Magnetic resonance angiography (MRA) techniques continue to evolve and improve, including the more recent use of noncontrast-only imaging in patients with renal insufficiency. Two-dimensional time of flight, three-dimensional imaging, contrast enhancement with gadolinium, subtraction, cardiac gating, bolus chase, parallel imaging, optimized K-space filling, 3T magnet strength, and improved coil technology have led to improved temporal resolution, spatial resolution, and signal to noise in MRA. Its sensitivity and specificity for detection of stenoses >50% are now in the 90% to 100% range, which is much better than catheter angiography provides. As a result, MRA is now a first-line technique in many centers for the imaging of peripheral vascular disease. Dedicated time resolved imaging of the calves and pedal arteries provides accurate identification of infrageniculate arteries and pedal arteries as potential touch-down sites for bypass surgeries.
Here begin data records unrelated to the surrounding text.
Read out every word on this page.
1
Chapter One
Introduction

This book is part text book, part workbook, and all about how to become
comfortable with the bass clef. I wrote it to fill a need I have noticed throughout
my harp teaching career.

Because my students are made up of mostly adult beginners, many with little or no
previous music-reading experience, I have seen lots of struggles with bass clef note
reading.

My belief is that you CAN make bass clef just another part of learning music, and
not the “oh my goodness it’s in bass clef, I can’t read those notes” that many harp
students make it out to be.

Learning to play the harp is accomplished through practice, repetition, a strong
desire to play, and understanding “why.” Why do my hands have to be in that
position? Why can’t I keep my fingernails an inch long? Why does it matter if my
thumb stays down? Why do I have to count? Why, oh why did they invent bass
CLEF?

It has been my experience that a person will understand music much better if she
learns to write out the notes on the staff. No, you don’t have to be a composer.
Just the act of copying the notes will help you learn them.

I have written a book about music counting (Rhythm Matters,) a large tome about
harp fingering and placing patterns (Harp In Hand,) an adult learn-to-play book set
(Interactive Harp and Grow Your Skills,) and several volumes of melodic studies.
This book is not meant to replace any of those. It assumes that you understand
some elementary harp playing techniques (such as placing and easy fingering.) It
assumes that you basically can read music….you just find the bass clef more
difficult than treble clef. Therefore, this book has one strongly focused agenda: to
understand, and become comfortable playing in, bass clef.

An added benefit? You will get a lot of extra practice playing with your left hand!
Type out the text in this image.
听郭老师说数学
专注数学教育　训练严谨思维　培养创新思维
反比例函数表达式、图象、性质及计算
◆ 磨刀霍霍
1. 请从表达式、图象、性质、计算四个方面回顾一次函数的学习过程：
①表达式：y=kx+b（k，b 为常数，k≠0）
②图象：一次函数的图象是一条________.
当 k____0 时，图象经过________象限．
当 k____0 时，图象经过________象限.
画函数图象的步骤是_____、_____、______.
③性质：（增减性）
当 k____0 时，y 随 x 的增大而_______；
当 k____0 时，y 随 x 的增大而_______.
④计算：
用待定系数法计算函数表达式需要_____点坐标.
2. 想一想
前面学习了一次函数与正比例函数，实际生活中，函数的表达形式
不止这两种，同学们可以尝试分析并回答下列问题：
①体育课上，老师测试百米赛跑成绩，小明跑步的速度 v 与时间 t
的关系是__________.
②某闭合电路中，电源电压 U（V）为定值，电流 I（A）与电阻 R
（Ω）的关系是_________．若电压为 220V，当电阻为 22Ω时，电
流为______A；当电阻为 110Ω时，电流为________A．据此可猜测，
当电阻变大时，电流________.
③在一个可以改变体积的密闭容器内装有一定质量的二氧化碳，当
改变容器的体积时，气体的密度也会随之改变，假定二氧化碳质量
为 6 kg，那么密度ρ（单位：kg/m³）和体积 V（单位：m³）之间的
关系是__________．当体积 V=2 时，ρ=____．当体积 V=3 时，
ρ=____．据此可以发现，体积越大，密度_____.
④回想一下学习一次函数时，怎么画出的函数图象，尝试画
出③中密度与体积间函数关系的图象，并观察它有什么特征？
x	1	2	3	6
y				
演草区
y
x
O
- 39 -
The majority of magnetic resonance (MR) approaches use noncontrast sequences followed by the intravenous administration of a gadolinium-based agent. In comparison to color duplex US, contrast-enhanced MRA is more accurate for detecting significant stenoses and for preoperative planning. Both MRA and computed tomography angiography (CTA) are more cost-effective than duplex US, and MRA is more cost-effective and safer than DSA. For postoperative and postangioplasty surveillance, small studies have shown MRA to be helpful in detecting recurrent disease, but improved outcomes for such surveillance have not been documented. Regarding comparative studies, MRA typically has not supplanted DSA as a reference standard. However, technology, experience, and protocol optimization have enhanced the use of contrast-enhanced MRA as a replacement for DSA in the initial evaluation. These improvements include 3-Tesla field strength, whole-body angiography, reduced gadolinium doses, and contrast agents with improved relaxivity and vascular retention characteristics.
Recent advancements in noncontrast MRA techniques for imaging peripheral artery disease have expanded the sequence options from time-of-flight and phase-contrast imaging to include electrocardiography (ECG)-gated fresh blood partial Fourier fast spin echo, balanced steady-state free precession, and spin labeling. Two alternative approaches using balanced steady state for peripheral MRA applications include flow-sensitive dephasing and quiescent-interval single shot. When compared to bolus-chase and time-resolved gadolinium-enhanced MRA, initial studies of fresh blood imaging of the calf and pedal arteries have provided accurate imaging when technically successful. Overall, these methods are being increasingly adopted for patients with renal insufficiency.
Some technical problems limit the utility of MRA for imaging peripheral vascular disease. Challenges may include image quality related to low signal/noise ratio, limited spatial resolution, motion artifacts, long acquisition times, unreliable visualization of lesions with high flow and turbulence (excessive signal loss at regions of high-grade stenoses), nonvisualization of patent vessel segments with reversed blood flow, the need to exclude patients with pacemakers or other metallic implants, and loss of signal in arterial segments within metal stents or adjacent to metallic clips or prosthetic joints. Some of these problems have been addressed successfully with the use of newer imaging sequences and the addition of MR contrast agents. With the newer noncontrast techniques, cardiac arrhythmia can impair image quality, limiting evaluation of the distal calf and pedal arteries. Although useful tools to improve image quality have been suggested, larger-scale trials are required for evaluation of small-vessel peripheral artery disease with noncontrast MRA.
MRA has not yet replaced catheter angiography as the gold standard in comparative studies, but it has largely replaced angiography in some institutions for preintervention planning. This is due to improvements in imaging sequences as well as experience among radiologists. In addition, contrast agents are considered safe in patients with normal renal function. In these patients, MRA is likely to entirely supplant catheter angiography as a pure diagnostic tool.